There are three of them, and this is the only one which has not needed my physical care and attention in it's long life, mainly because it is a lot beefier than its brothers, and also a lot higher up, out of reach of malicious hands.
They currently belong to a local government, who purchased the wall they sit on in order to demolish it in a road-widening scheme, but they have since built a by-pass and these dogs are - almost literally - mill-stones around their necks.
I have begun the long and tortuous process of getting them listed so that they cannot - as I have stopped twice in the past - be taken down and sold to antique-dealers of the most unscrupulous kind.
The two I know of would sell their mothers for a profit, and one of them actually said to me, "What good are they up there? Far better that they are taken down and appreciated for what they really are." Yeah, right.
Another one came into my workshop about 20 years ago and when he spotted the dog, his eyes flashed for an instant - like Gollum's - before he professionally composed himself and asked what it was doing there with an air of disinterest.
"Is it for sale?" There was a distinct but forced tone of 'I will take it off your hands' in his voice. I said that it was, indeed, for sale, but I was not going to part with it for less than £xxx. I deliberately undervalued it by a factor of about 2000, and his response was very revealing.

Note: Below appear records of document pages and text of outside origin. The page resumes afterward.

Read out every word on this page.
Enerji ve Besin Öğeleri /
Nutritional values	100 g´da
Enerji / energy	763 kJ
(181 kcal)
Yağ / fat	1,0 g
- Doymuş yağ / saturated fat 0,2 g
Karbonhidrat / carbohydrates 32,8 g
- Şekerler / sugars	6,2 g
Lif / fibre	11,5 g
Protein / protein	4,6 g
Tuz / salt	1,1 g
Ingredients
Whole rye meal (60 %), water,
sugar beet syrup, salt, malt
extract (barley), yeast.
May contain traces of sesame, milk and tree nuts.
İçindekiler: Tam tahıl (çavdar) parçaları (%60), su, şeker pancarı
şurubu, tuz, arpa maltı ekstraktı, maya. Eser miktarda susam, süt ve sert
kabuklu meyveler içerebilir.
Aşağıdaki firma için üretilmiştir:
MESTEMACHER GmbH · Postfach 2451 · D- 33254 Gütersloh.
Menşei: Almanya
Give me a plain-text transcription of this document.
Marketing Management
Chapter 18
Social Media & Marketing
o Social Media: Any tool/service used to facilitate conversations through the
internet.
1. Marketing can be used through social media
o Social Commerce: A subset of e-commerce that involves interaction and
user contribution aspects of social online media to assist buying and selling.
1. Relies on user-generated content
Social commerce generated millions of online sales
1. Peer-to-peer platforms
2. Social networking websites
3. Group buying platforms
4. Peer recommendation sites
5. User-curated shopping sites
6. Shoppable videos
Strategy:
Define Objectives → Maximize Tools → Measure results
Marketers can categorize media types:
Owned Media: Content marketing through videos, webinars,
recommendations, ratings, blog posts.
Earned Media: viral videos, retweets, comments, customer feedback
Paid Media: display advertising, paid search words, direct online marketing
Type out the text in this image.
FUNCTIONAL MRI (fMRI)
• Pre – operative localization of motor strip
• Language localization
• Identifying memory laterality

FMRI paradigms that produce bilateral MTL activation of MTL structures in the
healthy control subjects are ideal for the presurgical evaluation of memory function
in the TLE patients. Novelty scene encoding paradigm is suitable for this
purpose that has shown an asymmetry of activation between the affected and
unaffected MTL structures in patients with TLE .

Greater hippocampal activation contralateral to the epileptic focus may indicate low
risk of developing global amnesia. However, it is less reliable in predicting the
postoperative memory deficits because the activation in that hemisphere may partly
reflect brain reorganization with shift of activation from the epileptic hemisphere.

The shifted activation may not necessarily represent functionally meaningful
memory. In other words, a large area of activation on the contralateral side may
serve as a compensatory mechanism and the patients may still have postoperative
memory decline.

"Does that include the restoration?"
I sweetly smiled at him and he realised he had been had.
"YOU FUCKING BASTARD!" He returned to his old self as if he had just picked up The Ring, and stormed out. He has never forgiven me.
The other dealer was once tangentially involved with an article I made for a super-famous musical and theatrical impresario, when I was called to his converted priory to discuss a fountain bowl he needed as a water-feature in the garden.
We went into the garden, then Sir X pointed to an extremely large, male, stone figure in one corner which he had just bought from the dealer for around £50,000, saying that the bowl needed to compliment some details on the '17th century statue'. The statue was made of Vicenza stone, and easily recognisable as being no older than about 30 years, and worth no more than about £5000 tops.
The bastard dealer had put me in a very difficult position indeed, and the gardener gave me a sideways look which I furtively returned. Should I tell Sir X and embarrass him, or should I just keep my mouth shut and hope for the worst?
Of course, it would only be a matter of time before Sir X learned the truth of the matter, and it would be an even shorter period of time before he understood that I had been in some way complicit in the deal, whether I had been or not.
I have not heard from Sir X since, so I think that time has passed.